We’re about halfway into the trip, and things are going mostly as we expected. Back in the home office, we look for all sorts of criteria before we expand, but when you hit the ground, you find that what’s on the schedule doesn’t necessarily happen the way you planned it on the whiteboard in Colorado Springs.

I had hoped to come back with 10 orphanages ready to enroll in sponsorship immediately. I think we’ll hit 7 instead. The others just don’t fit with our model of community-to-community sponsorship where your church or business "adopts" the orphanage to sponsor the children and make annual visits.

I am not saying anything new when I report that Ethiopia is extremely poor. There are few job opportunities and that leads to a high unemployment rate. You sense how deep the problem is when you see how many beggars there are. Some of my friends who were missionaries here in the 1990s say that a lot of that mentality is leftover from the famine relief efforts of the 1980s. "We are the World" taught a generation of Ethiopians that white people bring money and food to fix your problems.
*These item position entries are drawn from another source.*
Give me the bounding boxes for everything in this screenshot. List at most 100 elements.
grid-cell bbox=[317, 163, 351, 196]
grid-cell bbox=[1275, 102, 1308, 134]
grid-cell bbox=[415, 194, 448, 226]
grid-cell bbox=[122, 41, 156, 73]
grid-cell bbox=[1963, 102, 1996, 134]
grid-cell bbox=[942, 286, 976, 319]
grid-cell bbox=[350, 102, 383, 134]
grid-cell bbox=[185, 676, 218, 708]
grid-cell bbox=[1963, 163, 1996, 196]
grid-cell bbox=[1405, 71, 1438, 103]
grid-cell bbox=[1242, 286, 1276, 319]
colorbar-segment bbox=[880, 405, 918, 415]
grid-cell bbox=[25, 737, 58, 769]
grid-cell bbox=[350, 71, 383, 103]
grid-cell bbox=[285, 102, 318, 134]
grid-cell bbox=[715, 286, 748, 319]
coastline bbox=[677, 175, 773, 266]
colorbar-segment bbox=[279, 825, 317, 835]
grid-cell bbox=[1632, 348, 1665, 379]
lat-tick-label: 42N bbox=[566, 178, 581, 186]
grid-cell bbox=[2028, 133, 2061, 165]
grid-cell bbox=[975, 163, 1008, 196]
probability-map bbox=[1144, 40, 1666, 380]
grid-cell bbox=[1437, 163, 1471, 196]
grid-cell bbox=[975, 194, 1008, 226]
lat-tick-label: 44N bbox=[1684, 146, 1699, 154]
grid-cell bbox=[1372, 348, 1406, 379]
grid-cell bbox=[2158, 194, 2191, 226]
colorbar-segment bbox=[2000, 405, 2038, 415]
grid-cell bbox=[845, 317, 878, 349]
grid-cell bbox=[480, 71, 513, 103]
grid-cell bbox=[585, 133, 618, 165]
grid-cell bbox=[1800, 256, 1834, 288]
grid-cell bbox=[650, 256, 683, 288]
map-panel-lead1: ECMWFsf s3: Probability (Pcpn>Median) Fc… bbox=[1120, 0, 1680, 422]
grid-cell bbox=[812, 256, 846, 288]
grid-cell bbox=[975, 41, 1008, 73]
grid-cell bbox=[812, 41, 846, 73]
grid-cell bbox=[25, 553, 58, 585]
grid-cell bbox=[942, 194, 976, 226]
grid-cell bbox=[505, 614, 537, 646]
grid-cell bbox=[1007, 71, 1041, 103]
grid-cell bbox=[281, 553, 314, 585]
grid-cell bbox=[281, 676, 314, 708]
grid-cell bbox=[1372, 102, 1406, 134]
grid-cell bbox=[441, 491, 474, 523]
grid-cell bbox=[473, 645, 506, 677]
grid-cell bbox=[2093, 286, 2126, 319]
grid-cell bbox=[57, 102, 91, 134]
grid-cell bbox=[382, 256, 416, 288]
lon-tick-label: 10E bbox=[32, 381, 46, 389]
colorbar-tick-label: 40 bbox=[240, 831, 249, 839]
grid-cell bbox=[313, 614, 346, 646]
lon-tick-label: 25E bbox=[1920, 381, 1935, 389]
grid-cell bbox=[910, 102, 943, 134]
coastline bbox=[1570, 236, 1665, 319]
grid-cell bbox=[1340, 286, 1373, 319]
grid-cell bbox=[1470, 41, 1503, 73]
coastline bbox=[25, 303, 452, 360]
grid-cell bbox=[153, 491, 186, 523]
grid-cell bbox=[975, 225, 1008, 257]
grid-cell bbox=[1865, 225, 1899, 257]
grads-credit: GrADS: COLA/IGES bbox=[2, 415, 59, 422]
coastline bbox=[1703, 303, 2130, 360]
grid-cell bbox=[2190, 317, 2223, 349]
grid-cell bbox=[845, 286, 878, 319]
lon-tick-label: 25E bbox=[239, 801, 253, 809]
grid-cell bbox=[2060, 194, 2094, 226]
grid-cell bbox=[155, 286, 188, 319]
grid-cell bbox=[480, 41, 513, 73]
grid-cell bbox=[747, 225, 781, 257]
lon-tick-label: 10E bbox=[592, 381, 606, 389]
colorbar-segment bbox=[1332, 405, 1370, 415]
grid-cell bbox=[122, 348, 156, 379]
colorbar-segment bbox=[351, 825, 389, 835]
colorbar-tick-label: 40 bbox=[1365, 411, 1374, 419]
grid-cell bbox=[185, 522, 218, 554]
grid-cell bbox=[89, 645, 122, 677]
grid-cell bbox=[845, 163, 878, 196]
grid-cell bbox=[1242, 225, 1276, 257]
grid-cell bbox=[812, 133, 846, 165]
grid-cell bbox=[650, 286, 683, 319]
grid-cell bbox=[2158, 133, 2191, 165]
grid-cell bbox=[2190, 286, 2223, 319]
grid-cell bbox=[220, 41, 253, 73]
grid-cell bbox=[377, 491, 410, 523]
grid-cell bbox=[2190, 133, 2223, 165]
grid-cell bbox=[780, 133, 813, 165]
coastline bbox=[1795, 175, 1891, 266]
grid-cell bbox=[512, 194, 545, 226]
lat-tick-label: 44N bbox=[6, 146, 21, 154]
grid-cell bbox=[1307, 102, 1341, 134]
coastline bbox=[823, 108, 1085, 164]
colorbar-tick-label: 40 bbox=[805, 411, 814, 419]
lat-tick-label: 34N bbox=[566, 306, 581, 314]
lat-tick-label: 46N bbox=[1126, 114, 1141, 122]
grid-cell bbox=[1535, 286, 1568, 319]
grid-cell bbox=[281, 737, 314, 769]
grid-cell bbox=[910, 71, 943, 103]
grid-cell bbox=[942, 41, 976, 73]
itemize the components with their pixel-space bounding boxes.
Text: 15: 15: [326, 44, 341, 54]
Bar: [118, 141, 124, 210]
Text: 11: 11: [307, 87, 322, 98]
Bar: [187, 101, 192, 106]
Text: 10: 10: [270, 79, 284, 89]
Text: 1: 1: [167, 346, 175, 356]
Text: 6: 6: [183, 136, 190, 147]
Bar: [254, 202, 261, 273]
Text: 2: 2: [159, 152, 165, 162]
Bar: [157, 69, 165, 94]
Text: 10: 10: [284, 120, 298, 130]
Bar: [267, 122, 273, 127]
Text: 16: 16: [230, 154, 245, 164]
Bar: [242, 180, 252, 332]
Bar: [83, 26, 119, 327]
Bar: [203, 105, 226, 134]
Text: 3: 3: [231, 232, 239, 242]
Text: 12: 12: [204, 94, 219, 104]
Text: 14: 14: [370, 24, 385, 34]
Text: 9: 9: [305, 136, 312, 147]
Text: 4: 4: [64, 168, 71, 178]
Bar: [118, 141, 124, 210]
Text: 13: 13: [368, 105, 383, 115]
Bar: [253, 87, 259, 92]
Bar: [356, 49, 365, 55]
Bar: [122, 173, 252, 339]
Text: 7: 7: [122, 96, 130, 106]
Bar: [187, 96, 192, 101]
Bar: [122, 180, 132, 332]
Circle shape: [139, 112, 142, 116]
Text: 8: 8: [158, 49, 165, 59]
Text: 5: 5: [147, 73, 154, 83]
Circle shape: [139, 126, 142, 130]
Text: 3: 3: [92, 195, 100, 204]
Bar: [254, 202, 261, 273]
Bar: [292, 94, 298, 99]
It seems that everyone wants to get into international adoption. There is a marked difference between the adoption facilities and the orphanages who do not do adoption. The "outside" differece is easy to see…lots of money, nice facilities, fancy suits for the staff.

In the places where there are no adoptions taking place, you find dirt, hopelessness, and difficulty.

In the midst of this, the people are amazing. I have a few leads on potential staff members for CHC–which will be our first critical decision. People make the difference, and I’m praying through the best people to invite to serve in leadership positions here.

Tomorrow I’m flying to Lalibela. Here’s a little backgrond on Lalibela from Wikipedia:

"Lalibela is a town in northern Ethiopia. Lalibela is one of Ethiopia’s holiest cities, second only to Aksum, and is a center of pilgrimage for much of the country. Unlike Aksum, the population of Lalibela is almost completely Ethiopian Orthodox Christian. Lalibela was intended to be a New Jerusalem in response to the capture of Jerusalem by Muslims, and many of its historic buildings take their name and layout from buildings in Jerusalem."